I used the fast.com site as suggested by ILOX and was getting a 40 to 60 Mbs speed on a hard wired connection to my desktop but a miserable WIFI speed at 1 meter from their modem and about 5 to 12 mbs at 20 meters. After trying 8 or 10 different speed test sites, I found that stanford.speedtest.googlefiber.net gave me the most consistent readings.

I tested (hardwired) at Fast.com today and got readings of 100, 110. and 94 Mbs on 3 consecutive tests.
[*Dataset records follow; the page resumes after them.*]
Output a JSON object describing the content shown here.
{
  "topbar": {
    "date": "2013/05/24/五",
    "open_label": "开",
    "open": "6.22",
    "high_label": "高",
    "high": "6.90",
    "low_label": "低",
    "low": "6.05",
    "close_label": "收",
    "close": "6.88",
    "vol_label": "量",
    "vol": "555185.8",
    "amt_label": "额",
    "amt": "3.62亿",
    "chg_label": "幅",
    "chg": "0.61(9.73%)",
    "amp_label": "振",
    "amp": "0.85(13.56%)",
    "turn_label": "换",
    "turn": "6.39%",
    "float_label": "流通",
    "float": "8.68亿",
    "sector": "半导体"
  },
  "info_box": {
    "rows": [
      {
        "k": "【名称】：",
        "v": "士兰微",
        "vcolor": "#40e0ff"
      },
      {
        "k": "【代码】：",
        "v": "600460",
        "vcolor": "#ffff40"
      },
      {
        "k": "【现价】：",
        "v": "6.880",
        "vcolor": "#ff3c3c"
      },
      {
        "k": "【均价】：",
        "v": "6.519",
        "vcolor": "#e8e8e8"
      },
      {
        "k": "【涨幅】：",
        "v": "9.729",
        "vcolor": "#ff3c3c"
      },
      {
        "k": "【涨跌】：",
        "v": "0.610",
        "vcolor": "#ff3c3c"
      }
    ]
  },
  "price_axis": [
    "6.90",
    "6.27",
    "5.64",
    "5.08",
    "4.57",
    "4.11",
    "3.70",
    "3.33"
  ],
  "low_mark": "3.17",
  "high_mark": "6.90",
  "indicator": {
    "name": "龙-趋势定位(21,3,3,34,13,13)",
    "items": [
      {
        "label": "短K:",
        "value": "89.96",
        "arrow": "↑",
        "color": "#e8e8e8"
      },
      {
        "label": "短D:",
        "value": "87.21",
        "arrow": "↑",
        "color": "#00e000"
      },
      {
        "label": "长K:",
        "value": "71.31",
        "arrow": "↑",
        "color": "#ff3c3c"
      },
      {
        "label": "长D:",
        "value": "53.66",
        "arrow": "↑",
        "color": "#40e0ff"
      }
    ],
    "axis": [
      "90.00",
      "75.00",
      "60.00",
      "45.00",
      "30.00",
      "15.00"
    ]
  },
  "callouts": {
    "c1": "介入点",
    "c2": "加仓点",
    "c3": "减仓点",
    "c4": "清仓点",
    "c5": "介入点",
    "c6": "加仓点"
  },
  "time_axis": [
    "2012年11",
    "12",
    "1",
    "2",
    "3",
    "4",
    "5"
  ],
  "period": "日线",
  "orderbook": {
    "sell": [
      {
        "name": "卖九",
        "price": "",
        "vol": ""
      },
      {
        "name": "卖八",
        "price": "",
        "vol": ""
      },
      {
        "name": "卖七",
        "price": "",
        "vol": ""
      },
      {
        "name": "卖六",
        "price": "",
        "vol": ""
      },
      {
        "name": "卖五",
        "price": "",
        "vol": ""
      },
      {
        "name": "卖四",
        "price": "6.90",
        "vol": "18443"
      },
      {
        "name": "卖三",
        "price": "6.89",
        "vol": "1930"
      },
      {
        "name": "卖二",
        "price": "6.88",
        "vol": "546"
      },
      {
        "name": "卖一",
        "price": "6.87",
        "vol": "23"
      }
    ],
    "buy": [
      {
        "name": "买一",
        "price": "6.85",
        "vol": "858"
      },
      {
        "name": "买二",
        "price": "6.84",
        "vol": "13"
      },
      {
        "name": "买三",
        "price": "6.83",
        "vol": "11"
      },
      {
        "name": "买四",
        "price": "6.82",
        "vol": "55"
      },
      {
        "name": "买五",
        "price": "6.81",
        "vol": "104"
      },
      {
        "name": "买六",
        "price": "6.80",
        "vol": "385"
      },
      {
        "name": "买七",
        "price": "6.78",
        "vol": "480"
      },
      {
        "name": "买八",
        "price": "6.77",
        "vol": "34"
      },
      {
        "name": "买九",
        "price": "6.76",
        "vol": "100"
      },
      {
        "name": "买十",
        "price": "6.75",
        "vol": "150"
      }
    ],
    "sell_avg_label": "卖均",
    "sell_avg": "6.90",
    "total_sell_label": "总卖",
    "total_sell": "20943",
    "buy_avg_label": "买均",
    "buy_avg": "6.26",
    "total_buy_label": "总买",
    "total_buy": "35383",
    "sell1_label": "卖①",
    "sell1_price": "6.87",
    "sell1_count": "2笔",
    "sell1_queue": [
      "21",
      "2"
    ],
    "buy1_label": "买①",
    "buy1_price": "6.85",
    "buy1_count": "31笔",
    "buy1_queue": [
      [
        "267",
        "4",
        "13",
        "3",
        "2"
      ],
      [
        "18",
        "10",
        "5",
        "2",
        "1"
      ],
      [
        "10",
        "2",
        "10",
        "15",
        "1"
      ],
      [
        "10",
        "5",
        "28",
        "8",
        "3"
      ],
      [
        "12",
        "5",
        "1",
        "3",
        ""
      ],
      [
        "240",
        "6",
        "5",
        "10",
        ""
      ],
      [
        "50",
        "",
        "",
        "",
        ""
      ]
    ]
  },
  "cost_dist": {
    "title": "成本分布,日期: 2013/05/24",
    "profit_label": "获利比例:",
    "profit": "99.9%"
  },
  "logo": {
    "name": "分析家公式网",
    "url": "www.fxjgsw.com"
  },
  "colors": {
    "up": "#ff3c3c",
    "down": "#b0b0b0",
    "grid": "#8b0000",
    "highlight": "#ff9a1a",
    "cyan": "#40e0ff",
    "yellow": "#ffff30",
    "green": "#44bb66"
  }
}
Surprisingly different from last month. stanford.speedtest.googlefiber.net gave me 94,94 and 97 Mbs. ( same as last month) Toast.com gave me 42, 51 and 50 Mbs today.
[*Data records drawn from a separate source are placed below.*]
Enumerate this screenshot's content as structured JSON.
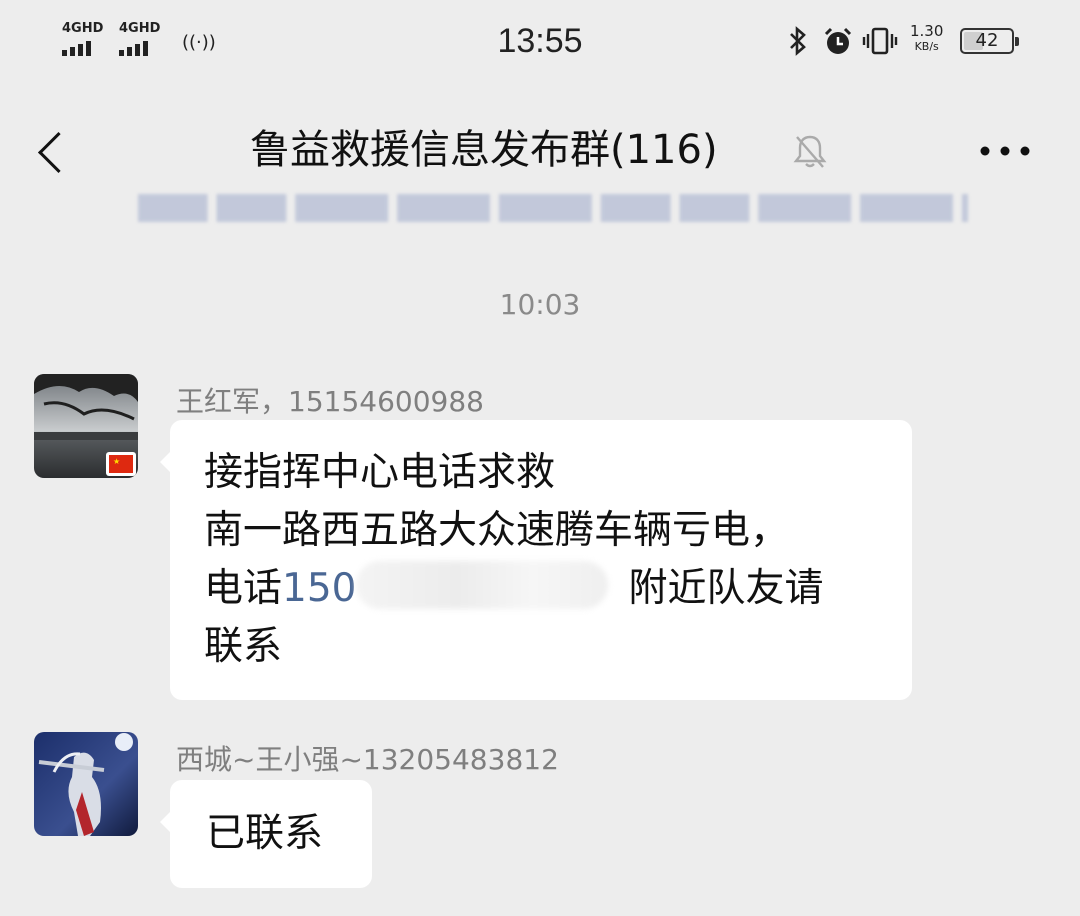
{
  "status_bar": {
    "network_1": "4GHD",
    "network_2": "4GHD",
    "time": "13:55",
    "speed_value": "1.30",
    "speed_unit": "KB/s",
    "battery": "42",
    "battery_level": 0.42
  },
  "nav": {
    "title": "鲁益救援信息发布群(116)",
    "back_icon": "chevron-left-icon",
    "mute_icon": "bell-off-icon",
    "more_icon": "more-dots-icon"
  },
  "chat": {
    "time_separator": "10:03",
    "messages": [
      {
        "sender": "王红军，15154600988",
        "line1": "接指挥中心电话求救",
        "line2": "南一路西五路大众速腾车辆亏电，",
        "line3_prefix": "电话",
        "line3_phone": "150",
        "line3_suffix": "附近队友请",
        "line4": "联系"
      },
      {
        "sender": "西城~王小强~13205483812",
        "text": "已联系"
      }
    ]
  }
}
Wireless at fast.com is 39, 33, and 53 Mbs.               stanford.speedtest.googlefiber.net is  21, 17 and 16 Mbs                  Toast.com is 6, 9, and 19 Mbs.                                                                  The same wireless test device was used in GDL last week to Test a 100 Mbps connection and gave 100, 104 and 110 on 3 consecutive tests, so the wireless test device is capable. 

Bottom line is i spent a few hundred dollars more than I should have in order to get an acceptable wireless connection on my property.  The ILOX wireless modem I have sucks and should have been recognized by ILOX and there should have been at least an attempt by ILOX to come and test their service on site. Their service in my case was typical of Telcel, Telmex, ATT and Telecable.  Hopefully this will change.

I have recommended to several of my friends that they get ILOX, but with the stipulation that they buy a seperate wireless system and turn off the built in wireless radio. I also have forewarned that they should not expect an improved customer service over their current supplier. 

I do not intend to continue this discussion. I have only provided accurate information.

As a final comment Mr. Godinez was referring to all internet speeds would not be guaranteed at residential sites.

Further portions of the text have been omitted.